Preocupado com a falta de pagamento dos salários dos trabalhadores da ETX, o SINDIPETRO-RN vem lutando diariamente pela resolução do problema. Por isso, além de procurar o diálogo com as direções da Terceirizada e da Petrobrás, a Entidade também se sente no dever de levar ao conhecimento da sociedade a situação de precariedade em que se encontram centenas de familiares desses trabalhadores. Há quase dois meses sem receber salários e benefícios, e há um mês em greve, eles contam como está sendo a rotina de dificuldades.

SINDIPETRO-RN cobra providências da Empresa

A esposa de um dos funcionários, que pediu para não ser identificada, fala sobre a tristeza de não saber como garantir as necessidades básicas da família. “O colégio dos meninos está atrasado há dois meses. Já fomos chamados algumas vezes na escola para resolver o problema, mas não temos como pagar. A gente está priorizando o leite da caçula, de um ano de idade. Um dos meus outros filhos chegou a falar que iria economizar no lanche em casa para sobrar para levar para a escola. Eu disse a ele que não se preocupasse com isso. A gente tenta poupá-los”, confessou, emocionada. 

A mesma mulher narrou, ainda, a frustração que sente pelo esforço do marido no emprego ter sido em vão. “Ele está indo atrás do que é dele. Sai todo dia de casa, arrisca a vida naquele trabalho perigoso, debaixo de sol e chuva... E, no final, percebo que isso tudo não valeu a pena. Estavam nos enganando. É triste abrir o armário da cozinha, a geladeira, e não saber se vamos ter o que comer”, admitiu.  

Quem também está buscando alternativas para sobreviver é o operador conhecido como Grilo. Ele frisou que a mulher está conseguindo segurar as principais despesas com o trabalho de manicure. Mesmo assim, os pagamentos das faturas dos cartões de banco estão atrasados.

Atraso no pagamento de contas também é o caso de Jailson. Devido aos problemas financeiros, ele e a esposa foram obrigados a voltar a morar cada um com seus pais. “Estou morando longe do meu filho. Ele e minha esposa estão na casa dos pais dela e eu na casa dos meus. É revoltante não ter dinheiro nem para o remédio do meu filho, que ficou doente por esses dias. Meu carro está com duas prestações em aberto. Fico angustiado, mas não tenho o que fazer, a não ser ter esperanças. Seja o que Deus quiser.”

O SINDIPETRO-RN está acompanhando diariamente o caso e exige mais empenho da ETX e da Petrobrás para a resolução da situação.
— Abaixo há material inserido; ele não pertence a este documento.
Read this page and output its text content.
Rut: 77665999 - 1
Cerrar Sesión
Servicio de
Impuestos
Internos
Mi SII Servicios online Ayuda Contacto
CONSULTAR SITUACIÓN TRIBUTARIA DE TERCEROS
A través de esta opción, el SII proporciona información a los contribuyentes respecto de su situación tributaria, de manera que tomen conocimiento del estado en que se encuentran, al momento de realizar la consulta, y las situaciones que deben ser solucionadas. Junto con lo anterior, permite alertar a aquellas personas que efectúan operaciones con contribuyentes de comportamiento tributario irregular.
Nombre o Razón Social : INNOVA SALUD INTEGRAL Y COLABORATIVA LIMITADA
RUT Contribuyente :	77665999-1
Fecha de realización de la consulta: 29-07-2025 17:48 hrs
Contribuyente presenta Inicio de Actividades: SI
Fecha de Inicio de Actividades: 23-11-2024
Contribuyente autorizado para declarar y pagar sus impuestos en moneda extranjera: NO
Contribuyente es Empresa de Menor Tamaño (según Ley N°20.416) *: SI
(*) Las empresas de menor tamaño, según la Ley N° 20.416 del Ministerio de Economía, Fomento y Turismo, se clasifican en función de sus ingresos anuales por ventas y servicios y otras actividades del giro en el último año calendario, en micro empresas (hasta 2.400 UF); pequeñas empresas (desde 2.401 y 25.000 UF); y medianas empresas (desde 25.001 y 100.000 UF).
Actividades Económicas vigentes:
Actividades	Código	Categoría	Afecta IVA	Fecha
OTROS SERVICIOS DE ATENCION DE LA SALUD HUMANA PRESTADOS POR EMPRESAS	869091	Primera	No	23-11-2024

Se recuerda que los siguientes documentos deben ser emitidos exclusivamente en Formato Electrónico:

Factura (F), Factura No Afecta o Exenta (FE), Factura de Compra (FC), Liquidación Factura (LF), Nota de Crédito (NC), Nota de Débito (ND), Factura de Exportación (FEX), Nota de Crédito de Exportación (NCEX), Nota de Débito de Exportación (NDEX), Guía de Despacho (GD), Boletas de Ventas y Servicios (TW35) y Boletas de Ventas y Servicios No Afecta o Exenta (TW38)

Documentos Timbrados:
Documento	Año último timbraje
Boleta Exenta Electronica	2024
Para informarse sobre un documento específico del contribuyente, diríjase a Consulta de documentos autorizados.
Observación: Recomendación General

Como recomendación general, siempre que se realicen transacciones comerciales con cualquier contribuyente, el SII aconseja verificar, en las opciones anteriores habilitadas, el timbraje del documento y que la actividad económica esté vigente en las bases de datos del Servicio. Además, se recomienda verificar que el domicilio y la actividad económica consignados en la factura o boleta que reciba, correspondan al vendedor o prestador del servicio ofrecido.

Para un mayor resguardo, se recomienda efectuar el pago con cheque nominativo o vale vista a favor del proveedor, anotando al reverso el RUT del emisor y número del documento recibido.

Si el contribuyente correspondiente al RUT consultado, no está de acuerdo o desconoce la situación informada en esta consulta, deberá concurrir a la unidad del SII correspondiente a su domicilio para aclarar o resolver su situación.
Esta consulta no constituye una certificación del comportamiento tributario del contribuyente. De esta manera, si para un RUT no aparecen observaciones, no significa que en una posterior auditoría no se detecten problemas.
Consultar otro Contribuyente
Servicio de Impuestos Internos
A Companhia tem responsabilidades sobre as empresas que contrata, as quais, por sua vez, não podem deixar de cumprir os compromissos assumidos com os trabalhadores.

 

Sindicato também se reuniu com a Petrobrás para cobrar um posicionamento

da Companhia quanto à falta de pagamento

Decisão Judicial – Na esfera judicial, a última decisão foi proferida na quinta-feira, 7. Desta feita, um requerimento de bloqueio das faturas vencidas e a vencer da ETX junto à Petrobrás, que não pede, entretanto, o imediato pagamento dos salários, conforme havia solicitado o Ministério Público do Trabalho – MPT. Por isso, o SINDIPETRO-RN entrou com uma petição, solicitando que seja realizado o pagamento dos valores em aberto com urgência.

Uma burocracia que poderia ter sido evitada caso a Petrobrás tivesse concordado em assinar um Termo de Ajuste de Conduta – TAC, proposto pelo Sindicato, o qual possibilitava que a Companhia realizasse diretamente o pagamento dos débitos trabalhistas a partir dos valores retidos da ETX. A alegação é de que não há condições financeiras para tal, mas a justificativa só pode ser entendida como insensibilidade e descaso, uma vez que esta já foi uma solução adotada pela Petrobrás em casos semelhantes. Ora, como há a possibilidade de fazer o pagamento judicialmente, mas não há mediante TAC?          

Na outra ponta do problema, algumas empresas prestadoras de serviço também já estão tomando medidas judiciais. É o caso da Lupatech e JP óleo, que alugam sondas para a ETX. Das nove unidades operadas pela contratada da Petrobrás, sete pertencem à JP ÓLEO e duas à LUPATEC. Diante do calote, ambas solicitam a quebra do contrato com a ETX e a recuperação dos equipamentos. Enquanto isso, as sondas deverão ser recolhidas pela Petrobrás para a Base-34 ou para espaços particulares das empresas até que a situação com os trabalhadores seja resolvida.